По-моему, я старался как можно больше спать. Хотя спать столько, сколько мне хотелось, было, конечно, невозможно.
Второй удар случился с ней в среду.
Сперва она лежала в больничке, той, где оплошали со мной и Юханнесом; там ей приходилось самой ухаживать за собою. Потом она вернулась домой, и здесь ухаживать за ней пришлось мне. Ее привезли в конце февраля; она приехала на автобусе, ее посадили в сани, лошади свободной мы не нашли, но она почти ничего не весила, и мы со Свеном сами запросто довезли ее до дома.
Мы поместили ее на кухонный диванчик. Обложив подушками.
И потом все то время, которое нам еще оставалось, мы провели одни — она, Свен и я. Тогда-то Альфильд и стала лошадью. Хотя это произошло только летом.
Она частенько задремывала. Может, у нее тоже были свои коричневые кошки на лаковом покрытии, которых она, закрыв глаза, звала в своей тьме.
Если не они ее звали.
Я спрашивал себя, после, как у нее со Свеном Хедманом все на самом деле вышло.

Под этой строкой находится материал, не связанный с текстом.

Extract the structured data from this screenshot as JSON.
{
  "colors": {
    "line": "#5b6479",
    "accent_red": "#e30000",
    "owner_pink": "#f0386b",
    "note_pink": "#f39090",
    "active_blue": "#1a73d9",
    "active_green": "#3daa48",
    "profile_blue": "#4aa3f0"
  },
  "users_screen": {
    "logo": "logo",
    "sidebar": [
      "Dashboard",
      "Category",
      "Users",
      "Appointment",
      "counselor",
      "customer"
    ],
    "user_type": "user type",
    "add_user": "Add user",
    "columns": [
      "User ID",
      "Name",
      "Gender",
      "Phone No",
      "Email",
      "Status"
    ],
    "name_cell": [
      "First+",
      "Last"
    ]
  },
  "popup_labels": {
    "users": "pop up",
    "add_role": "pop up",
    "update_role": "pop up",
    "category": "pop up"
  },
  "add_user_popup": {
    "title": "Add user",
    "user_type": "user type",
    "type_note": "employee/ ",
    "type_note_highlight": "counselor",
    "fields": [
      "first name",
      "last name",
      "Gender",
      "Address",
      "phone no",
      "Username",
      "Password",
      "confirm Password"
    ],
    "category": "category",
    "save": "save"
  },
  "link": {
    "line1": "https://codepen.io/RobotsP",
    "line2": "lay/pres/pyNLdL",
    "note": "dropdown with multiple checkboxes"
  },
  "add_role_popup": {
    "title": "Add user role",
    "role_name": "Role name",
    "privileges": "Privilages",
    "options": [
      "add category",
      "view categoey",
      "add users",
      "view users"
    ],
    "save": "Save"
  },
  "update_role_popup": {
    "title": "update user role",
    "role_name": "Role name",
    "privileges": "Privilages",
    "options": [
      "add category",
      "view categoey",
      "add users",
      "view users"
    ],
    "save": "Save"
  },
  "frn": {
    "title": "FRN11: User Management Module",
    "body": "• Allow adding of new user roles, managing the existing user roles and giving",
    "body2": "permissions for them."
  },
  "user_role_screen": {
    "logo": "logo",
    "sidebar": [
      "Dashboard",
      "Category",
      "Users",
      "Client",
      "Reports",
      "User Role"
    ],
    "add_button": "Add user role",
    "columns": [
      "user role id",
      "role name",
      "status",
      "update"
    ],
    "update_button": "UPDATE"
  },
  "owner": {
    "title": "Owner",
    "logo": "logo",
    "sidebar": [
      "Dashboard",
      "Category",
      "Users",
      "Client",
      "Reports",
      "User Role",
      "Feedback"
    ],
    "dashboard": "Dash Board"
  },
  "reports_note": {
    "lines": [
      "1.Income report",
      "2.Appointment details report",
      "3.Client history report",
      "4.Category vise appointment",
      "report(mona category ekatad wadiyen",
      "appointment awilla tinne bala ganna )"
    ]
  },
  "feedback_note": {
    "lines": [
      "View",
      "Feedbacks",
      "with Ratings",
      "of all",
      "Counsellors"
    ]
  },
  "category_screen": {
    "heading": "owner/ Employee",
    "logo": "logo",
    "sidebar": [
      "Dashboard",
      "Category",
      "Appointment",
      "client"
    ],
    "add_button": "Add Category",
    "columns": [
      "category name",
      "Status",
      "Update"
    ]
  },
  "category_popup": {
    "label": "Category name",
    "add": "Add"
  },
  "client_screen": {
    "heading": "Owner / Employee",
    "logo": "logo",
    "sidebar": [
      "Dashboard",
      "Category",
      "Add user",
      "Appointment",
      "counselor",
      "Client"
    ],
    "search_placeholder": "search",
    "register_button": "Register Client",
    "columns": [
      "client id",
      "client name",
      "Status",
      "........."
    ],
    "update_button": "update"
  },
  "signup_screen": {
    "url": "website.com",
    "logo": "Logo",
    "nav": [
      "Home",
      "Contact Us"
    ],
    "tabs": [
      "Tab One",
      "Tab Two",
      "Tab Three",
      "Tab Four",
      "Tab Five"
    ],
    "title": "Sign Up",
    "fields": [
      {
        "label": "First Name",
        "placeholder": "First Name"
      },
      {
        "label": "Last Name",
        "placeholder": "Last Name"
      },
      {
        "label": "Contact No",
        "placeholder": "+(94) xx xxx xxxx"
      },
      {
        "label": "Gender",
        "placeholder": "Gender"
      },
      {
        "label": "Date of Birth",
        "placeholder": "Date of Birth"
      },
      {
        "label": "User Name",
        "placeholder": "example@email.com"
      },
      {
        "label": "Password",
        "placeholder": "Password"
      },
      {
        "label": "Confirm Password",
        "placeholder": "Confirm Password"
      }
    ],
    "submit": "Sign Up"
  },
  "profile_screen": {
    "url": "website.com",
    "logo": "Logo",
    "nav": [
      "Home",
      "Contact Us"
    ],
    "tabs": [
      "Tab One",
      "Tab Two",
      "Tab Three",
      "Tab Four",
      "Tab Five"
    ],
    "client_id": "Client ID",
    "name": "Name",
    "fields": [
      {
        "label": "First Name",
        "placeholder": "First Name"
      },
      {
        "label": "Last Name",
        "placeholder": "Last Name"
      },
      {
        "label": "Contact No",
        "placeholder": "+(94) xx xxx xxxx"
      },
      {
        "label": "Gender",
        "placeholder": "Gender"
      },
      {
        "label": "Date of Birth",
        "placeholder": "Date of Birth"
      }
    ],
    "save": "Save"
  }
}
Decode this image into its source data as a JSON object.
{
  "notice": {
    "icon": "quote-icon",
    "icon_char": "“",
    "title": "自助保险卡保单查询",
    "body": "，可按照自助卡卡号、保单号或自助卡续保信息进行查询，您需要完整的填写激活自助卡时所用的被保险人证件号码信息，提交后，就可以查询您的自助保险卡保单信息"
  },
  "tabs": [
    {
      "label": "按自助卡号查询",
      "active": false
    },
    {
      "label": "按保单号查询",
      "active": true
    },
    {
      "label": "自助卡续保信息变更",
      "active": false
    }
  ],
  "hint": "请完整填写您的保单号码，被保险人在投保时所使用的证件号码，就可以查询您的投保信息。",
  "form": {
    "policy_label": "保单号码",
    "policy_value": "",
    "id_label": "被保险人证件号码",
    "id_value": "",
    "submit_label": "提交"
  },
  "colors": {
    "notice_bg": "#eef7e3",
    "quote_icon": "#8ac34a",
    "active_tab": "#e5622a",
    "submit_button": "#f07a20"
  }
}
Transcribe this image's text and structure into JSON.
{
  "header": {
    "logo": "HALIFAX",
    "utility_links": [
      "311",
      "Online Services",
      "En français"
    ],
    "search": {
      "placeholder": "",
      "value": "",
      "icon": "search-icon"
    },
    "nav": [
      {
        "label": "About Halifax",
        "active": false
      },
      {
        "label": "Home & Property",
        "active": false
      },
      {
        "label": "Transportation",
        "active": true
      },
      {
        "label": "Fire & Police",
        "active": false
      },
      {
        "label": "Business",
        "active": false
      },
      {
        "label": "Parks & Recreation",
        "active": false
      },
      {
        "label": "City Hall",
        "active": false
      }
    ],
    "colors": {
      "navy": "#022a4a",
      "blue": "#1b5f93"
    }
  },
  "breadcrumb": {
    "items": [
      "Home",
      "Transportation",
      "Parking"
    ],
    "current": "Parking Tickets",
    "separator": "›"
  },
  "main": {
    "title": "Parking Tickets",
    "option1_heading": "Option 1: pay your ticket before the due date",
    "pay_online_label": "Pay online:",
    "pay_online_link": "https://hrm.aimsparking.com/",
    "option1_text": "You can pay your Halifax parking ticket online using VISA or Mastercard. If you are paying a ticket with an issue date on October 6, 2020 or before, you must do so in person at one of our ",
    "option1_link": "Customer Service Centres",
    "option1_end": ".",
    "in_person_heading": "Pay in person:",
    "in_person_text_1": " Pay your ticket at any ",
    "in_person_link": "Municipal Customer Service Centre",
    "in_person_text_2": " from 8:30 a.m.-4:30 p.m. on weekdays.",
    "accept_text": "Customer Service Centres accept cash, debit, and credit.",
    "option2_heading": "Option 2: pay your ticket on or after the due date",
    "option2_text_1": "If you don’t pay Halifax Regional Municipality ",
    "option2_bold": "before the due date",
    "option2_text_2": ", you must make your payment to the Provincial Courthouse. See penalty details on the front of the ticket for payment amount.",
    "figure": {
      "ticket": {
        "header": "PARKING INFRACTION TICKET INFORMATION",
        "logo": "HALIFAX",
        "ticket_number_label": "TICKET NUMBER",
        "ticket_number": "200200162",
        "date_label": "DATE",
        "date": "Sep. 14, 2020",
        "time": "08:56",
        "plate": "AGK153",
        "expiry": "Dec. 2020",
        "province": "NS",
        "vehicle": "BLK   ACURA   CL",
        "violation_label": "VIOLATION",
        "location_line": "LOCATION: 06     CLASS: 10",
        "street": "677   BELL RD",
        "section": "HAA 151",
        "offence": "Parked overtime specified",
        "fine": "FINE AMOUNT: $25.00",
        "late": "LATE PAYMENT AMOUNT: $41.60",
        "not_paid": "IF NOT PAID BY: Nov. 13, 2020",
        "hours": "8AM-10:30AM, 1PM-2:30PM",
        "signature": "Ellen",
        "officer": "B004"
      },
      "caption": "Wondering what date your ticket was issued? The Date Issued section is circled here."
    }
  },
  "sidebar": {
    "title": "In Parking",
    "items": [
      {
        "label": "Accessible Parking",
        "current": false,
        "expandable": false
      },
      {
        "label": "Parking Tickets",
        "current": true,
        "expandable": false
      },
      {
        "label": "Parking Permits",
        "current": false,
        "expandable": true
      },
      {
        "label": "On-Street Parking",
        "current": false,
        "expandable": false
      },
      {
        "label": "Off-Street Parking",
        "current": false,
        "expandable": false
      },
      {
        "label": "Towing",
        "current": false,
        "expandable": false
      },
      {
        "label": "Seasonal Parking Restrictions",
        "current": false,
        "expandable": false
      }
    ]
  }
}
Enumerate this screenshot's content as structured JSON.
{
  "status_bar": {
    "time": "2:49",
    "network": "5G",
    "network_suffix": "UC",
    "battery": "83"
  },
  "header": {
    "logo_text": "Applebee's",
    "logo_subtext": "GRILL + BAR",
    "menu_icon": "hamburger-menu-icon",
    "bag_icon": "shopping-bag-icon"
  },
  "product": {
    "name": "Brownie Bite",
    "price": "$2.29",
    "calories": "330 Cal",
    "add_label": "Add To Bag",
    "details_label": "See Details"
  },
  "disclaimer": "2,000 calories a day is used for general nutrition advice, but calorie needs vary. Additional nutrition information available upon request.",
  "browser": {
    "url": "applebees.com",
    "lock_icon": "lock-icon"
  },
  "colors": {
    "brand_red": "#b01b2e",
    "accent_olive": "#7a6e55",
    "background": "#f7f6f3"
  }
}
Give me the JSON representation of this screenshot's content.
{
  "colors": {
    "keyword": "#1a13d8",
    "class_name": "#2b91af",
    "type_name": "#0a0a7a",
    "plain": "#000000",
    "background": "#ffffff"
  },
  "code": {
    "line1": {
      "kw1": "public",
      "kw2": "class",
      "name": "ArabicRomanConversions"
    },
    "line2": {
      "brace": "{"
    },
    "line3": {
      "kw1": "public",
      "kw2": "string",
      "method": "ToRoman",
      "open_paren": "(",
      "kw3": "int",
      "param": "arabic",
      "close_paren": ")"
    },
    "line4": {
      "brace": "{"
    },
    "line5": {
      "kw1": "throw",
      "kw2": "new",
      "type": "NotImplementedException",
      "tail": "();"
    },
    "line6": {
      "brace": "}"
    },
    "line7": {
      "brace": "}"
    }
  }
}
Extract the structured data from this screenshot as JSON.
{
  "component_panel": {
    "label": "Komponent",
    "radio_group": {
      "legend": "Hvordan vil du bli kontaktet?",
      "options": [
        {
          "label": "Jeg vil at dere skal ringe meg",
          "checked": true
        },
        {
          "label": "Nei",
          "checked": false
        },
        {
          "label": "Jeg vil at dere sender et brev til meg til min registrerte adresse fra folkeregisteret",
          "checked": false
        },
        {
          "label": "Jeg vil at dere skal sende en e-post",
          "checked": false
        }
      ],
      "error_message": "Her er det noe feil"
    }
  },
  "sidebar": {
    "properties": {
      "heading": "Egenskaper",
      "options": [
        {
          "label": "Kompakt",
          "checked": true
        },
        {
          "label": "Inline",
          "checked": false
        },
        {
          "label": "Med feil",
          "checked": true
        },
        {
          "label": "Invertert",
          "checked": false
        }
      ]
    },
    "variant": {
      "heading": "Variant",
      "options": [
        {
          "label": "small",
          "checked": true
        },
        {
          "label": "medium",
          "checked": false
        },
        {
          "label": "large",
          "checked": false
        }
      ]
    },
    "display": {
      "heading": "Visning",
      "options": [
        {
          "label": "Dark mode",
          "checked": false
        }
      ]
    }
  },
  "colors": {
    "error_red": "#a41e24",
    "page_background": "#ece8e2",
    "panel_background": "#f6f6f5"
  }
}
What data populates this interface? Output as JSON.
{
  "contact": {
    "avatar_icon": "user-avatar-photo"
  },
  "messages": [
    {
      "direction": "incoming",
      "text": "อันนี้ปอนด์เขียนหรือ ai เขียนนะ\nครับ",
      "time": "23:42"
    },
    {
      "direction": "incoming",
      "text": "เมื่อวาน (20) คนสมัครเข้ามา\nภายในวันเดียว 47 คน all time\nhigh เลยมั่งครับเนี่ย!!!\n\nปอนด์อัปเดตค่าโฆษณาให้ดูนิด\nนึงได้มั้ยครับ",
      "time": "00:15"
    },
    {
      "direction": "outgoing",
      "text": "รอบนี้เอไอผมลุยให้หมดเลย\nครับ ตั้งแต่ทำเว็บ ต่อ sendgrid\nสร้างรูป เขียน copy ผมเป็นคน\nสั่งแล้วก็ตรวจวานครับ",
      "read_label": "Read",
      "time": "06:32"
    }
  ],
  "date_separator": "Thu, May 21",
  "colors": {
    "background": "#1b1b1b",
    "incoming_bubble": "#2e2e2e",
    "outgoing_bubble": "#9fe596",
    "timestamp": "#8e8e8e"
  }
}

Наверно, это была своего рода любовь. Иначе зачем бы он подыскал себе такую, похожую на пришлую или на валлонку. Должен же он был понимать, какими мучениями это обернется. Но он небось боялся остаться в одиночестве, и кто знает, о чем они говорили, пока Альфильд еще умела говорить. Может, она тоже боялась. В деревне болтали, что Свен и Альфильд первые годы были словно тот зверь с двумя головами из Книги Откровения. Но Свен и Альфильд, возможно, и сами не знали, что жили в мученье. А коли ты не сознаешь мученья, значит, его и нет.